One development makes the jobs report particularly troubling is this. The rise in the unemployment rate was not caused by a large number of workers reentering the labor market. Often during recoveries, the unemployment rate may increase when workers reentering the labor market in search of work. This adds to the number of unemployed workers, but is a positive development because it reflects worker optimism about job opportunities. However, during the month of January the size of the labor force expanded by only 126,000, not enough for economists to feel optimistic that workers have a new positive attitude about employment prospects.
In general, the labor market report was consistent with the newly released growth figures for GDP, which indicated the economy declined by -.1% during the fourth quarter. The decline was caused by the hemorrhaging of business investment, which reflected the uncertainty over the way in which Congress handles the fiscal cliff. Since that issue is behind us, perhaps the economy can return to normal growth.
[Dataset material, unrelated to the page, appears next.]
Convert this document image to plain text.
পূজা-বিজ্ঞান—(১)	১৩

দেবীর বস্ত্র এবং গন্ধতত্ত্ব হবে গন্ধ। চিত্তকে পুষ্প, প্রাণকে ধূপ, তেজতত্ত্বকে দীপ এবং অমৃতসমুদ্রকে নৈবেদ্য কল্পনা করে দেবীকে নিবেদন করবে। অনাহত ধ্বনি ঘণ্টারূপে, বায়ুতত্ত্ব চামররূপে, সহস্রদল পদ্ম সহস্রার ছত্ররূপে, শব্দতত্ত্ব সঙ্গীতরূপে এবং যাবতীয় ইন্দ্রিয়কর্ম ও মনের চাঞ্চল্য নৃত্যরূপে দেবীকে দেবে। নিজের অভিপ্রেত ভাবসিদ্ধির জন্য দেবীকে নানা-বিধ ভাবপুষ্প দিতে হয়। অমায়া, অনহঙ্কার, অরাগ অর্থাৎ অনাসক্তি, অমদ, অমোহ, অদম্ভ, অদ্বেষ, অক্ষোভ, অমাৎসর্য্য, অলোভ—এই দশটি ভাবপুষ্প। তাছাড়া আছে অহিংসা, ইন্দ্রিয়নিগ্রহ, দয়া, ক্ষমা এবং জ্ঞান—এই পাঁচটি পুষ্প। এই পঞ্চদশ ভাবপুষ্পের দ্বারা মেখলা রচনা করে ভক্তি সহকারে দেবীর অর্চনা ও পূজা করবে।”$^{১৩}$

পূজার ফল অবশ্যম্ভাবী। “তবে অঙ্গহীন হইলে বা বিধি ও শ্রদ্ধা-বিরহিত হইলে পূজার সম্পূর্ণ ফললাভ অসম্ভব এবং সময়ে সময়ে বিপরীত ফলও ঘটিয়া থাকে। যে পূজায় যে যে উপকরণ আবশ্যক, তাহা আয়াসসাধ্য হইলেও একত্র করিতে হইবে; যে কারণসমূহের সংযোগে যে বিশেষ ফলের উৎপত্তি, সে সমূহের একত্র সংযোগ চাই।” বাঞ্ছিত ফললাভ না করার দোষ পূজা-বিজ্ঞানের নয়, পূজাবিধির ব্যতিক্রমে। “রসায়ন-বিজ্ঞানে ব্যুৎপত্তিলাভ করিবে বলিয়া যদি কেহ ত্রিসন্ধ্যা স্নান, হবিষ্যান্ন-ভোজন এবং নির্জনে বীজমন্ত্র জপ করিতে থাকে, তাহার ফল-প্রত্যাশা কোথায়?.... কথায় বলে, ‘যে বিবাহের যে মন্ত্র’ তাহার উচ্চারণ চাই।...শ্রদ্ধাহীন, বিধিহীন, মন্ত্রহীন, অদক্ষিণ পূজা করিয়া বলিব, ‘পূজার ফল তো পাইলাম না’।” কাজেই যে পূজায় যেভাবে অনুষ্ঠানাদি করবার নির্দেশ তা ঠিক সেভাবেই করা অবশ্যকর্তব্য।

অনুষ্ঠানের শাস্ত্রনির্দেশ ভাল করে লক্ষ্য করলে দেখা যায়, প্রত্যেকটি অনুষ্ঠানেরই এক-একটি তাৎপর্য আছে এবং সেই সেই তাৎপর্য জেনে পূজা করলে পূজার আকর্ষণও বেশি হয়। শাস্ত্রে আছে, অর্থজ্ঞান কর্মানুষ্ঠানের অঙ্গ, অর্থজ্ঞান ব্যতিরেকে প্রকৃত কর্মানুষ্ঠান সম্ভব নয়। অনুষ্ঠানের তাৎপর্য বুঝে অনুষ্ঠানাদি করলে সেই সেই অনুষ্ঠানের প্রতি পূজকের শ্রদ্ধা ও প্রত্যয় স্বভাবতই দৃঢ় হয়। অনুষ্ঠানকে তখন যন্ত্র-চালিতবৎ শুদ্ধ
There are encouraging signs, more recently, that businesses are beginning to feel more confident and therefore spend more. For example, new orders for durable goods increased by 4.6% in December, and business fixed investment finally turned the corner, increasing by 8.4% overall during the fourth quarter, where it it had languished at very low rates during the third quarter.
The bottom line regarding the economy is that Washington politicians must move themselves out of the way so the economy can grow jobs. It is past time that they negotiate in good faith to solve the budget deficit, rather than use the issue as a tool for political advantage. During the battles over the budget deficit the unfortunate victims have been workers, who desperately need employment opportunities.